Сейчас все было кончено. Впереди оставалось только несколько недель или месяцев ожидания, и больше уже думать, перебирать вновь и вновь все детали прошлого мне было не под силу. Да и незачем. После того, как я «подписала», я уже жила какой-то нездешней, нереальной жизнью и хотела вернуться к своим книгам, как возвращаются к друзьям после перенесенных горестей и потерь.

Так вот, им было мало того, что я сама подписала себе смертный приговор! Мало того, что у меня все отняли! Так еще последние дни надо мне отравить, отнять последнее мое утешение. И в первый раз за все время я заревела, как когда-то ревела Маруся. Я лежала, зарывшись с головой в одеяло, повернувшись к стене и рыдала чем дольше, тем горче, тем сильнее.

В Бутырках кроме глазка в двери было еще и окошечко. Оно открывалось, когда приносили еду, в него просовывали пайку хлеба, миску с супом или кашей, чайник с кипятком. Теперь это окошечко отворилось, и мужской голос осторожно позвал:

— Девушка, а девушка!

И так как я не отвечала, то еще раз:

— Девушка, ну чего вы расстраиваетесь, хватит уж! Но остановиться я уже не могла.

— Позвать вам, что ли, опять корпусного?

Ответа он не получил, так как из-за рыданий я не могла выговорить ни слова.

Окошечко закрылось, но через несколько минут открылась дверь, и снова вошел корпусной. Он постоял надо мной (а я все ревела) и сказал:

— Ну щось вы убиваетэсь? Я ж казав, шо спройшу. Постоял, постоял, да и вышел. Через некоторое время дверь снова открылась, и в камеру вошел часовой.

— Девушка, — сказал он, — не плачьте! Вот, корпусной вам книгу прислал! — Он положил книгу на столик около моей койки. Не знаю, было ли это нарушением устава, и откуда корпусной взял книгу, может быть, от другого заключенного?

Это был… томик Брюсова! Везло мне на утешителей — поэтов! И какие подходящие стихи нашла я в этом томике! И сколько заучила их наизусть, пока мне все-таки дали книги.

Мои сокамерницы

Через две недели — событие первой величины: У меня появилась сокамерница. Первые дни, радости не было предела. Она была моего возраста, может быть, немного постарше. Преподавательница-ботаник. Как и я, обожала путешествия, много ходила пешком, любила Крым, Кавказ. У нас было много общего, и мы могли бы подружиться, даже и не сидя в одной камере, где для разговоров и рассказов времени было более чем достаточно.
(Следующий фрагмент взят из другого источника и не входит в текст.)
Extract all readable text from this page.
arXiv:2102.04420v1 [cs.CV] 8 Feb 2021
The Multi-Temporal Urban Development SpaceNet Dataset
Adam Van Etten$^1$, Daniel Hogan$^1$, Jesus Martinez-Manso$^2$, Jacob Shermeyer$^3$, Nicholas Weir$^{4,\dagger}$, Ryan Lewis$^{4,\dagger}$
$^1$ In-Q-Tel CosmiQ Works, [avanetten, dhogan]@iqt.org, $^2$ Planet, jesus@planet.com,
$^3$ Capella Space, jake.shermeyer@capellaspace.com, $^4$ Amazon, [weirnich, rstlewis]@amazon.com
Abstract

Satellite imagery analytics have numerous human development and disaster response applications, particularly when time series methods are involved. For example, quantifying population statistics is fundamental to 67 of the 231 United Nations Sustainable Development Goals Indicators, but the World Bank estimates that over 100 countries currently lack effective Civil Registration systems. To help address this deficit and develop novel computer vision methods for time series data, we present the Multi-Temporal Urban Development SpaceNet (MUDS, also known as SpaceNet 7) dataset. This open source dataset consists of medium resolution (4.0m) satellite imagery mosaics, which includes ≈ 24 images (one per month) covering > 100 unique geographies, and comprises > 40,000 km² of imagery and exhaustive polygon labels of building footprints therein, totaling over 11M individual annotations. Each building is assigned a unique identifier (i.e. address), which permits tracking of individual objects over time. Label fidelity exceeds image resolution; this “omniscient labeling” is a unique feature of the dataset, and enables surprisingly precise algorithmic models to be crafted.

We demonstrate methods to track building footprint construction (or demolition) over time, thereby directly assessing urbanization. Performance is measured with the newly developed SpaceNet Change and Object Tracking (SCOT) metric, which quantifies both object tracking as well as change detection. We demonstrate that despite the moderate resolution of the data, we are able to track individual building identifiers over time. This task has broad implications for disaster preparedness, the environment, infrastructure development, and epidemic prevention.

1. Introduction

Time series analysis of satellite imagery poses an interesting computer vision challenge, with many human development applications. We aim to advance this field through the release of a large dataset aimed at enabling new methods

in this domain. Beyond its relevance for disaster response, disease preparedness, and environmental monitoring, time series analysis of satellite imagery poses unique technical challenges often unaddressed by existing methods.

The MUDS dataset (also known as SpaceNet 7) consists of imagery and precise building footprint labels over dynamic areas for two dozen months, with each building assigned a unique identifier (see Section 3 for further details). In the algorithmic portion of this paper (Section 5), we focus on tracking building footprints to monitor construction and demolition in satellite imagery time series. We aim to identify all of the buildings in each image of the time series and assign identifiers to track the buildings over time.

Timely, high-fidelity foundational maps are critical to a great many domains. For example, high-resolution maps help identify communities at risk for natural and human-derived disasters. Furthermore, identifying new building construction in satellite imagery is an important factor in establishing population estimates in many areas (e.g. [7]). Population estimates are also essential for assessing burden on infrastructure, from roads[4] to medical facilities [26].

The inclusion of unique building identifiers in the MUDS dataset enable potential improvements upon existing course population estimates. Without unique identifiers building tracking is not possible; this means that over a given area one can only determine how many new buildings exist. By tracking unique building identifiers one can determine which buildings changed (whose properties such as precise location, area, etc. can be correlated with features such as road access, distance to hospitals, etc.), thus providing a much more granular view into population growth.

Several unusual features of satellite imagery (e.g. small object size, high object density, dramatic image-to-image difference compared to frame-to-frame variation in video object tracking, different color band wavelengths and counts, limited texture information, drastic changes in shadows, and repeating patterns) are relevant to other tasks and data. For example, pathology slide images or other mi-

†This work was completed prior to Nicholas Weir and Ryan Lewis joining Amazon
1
Конечно, и о наших «делах» мы тоже поведали друг другу. Она была «троцкисткой» не в большей степени, чем я — «террористкой». У нее был друг, с которым по ряду обстоятельств она не могла соединиться окончательно — отсутствие жилплощади, старая мать и еще что-то. Друга арестовали — как оказалось, он был троцкистом, с кем-то был связан, занимался какой-то деятельностью. Галя — так ее звали — даже и не подозревала об этом, но он показал, что она все знала и разделяла его троцкистские взгляды. Ее тоже забрали.

— А я даже и понятия не имею, какие они, эти «троцкистские взгляды»! В чем их суть? А вы знаете?

Нет, я тоже не знала. Галя не верила, что ее друг мог так наговорить на нее, но ей показали протокол допроса с его подписью:

— Представляете, какой ужас?

Итак, первое время мы очень радовались, что сидим вместе, и после загробного молчания Лубянки разговоры лились рекой. Но мало-помалу разговоры начали как-то приедаться, и мы незаметно стали раздражать друг друга. И чем дальше, тем больше.

Когда Галя засыпала, она не храпела, но издавала носом какие-то странные звуки, похожие не то на стон, не то на мычание. Сначала я не обращала на это никакого внимания. А через несколько дней уже не могла заснуть, не спала целые ночи напролет. Я закрывалась с головой одеялом, клала на ухо подушку ничто не помогало. Я слышала постанывания Галины и не могла спать.